PCR ontwikkelingen

Gedurende de laatste twee jaar is in dit tijdschrift een aantal artikelen gewijd aan nieuwe technieken in de medische research. De materialen en de methoden van de moleculaire genetica, en de nieuwe methoden in de pathologische anatomie werden behandeld. In navolging hiervan willen wij in dit artikel ingaan op de polymerase-kettingreactie . In het kort worden de theoretische achtergronden van de PCR en enkele experimentele toepassingen, in het perspectief van bestaande diagnostische methoden, besproken. De essentie van deze moleculair-biologische techniek is de mogelijkheid tot snelle in vitro-amplificatie van een stuk nucleïnezuur: in slechts enkele uren tijd kunnen miljoenen kopieën van een specifiek stuk DNA gemaakt worden.
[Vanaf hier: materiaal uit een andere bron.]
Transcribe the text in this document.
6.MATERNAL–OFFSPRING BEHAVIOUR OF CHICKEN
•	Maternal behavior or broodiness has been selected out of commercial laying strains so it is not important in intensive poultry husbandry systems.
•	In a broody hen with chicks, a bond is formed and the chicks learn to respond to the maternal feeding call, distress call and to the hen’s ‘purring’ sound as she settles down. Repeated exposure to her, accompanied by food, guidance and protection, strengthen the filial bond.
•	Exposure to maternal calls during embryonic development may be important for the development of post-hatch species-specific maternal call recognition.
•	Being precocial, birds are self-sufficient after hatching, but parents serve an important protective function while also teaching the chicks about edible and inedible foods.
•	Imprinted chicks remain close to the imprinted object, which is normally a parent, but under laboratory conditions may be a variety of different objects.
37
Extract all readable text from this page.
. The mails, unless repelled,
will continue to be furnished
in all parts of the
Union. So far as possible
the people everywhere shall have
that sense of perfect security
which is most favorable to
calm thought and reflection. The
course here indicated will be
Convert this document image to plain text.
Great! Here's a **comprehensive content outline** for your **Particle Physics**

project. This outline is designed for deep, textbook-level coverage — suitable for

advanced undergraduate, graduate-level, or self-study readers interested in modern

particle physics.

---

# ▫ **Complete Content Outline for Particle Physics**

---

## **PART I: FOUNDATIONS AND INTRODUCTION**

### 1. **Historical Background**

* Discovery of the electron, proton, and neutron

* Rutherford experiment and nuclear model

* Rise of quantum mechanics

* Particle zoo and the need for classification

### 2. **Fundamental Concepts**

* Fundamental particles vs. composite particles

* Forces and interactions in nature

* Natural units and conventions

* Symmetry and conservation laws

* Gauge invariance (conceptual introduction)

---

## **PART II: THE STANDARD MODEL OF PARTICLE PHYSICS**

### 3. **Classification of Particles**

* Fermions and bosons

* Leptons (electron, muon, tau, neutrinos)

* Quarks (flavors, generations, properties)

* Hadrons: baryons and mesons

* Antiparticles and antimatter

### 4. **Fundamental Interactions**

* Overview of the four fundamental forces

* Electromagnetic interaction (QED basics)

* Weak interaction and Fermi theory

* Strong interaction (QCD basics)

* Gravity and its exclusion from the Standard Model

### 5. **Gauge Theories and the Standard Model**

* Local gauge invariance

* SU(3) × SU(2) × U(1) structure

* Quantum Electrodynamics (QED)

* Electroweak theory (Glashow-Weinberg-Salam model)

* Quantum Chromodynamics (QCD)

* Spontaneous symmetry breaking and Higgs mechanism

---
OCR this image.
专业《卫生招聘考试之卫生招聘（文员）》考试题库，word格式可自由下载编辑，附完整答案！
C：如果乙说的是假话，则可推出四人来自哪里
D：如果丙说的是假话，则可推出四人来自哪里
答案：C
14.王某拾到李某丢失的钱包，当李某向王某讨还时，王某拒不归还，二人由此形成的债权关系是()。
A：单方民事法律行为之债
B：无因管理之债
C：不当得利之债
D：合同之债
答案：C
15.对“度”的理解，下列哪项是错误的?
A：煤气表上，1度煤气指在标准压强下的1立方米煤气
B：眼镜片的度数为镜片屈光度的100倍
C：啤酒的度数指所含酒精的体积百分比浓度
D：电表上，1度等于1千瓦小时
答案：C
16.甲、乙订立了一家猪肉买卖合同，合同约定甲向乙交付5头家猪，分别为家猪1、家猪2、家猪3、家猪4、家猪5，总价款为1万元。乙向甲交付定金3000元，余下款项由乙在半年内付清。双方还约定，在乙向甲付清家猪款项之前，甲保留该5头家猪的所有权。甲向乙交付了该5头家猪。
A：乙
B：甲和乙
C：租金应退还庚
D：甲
Sinds de eerste publikatie van Saiki et al. in 1985 wordt deze techniek nu op vele terreinen van medische research toegepast.

Principe 

Het DNA van elk organisme heeft zijn eigen unieke nucleotidenvolgorde. De nucleotiden bestaan uit een suiker, een fosfaatgroep en een specifieke base, namelijk adenine, thymine, cytosine of guanine. Het DNA PCR is opgebouwd uit twee complementaire nucleotiden strengen, waarbij tegenover adenine in de ene streng altijd thymine in de andere streng ligt en tegenover guanine altijd cytosine. De waterstofbruggen tussen deze basenparen houden de beide complementaire strengen bijeen. Als men het DNA verhit, verbreekt men de waterstofbruggen en valt het DNA uiteen in twee losse strengen; dit proces heet denaturatie. Twee enkelstrengs DNA-moleculen kunnen bij lagere temperatuur weer renatureren tot een dubbelstrengs molecuul, mits de beide strengen complementair zijn. DNA is belangrijk iets van de mens.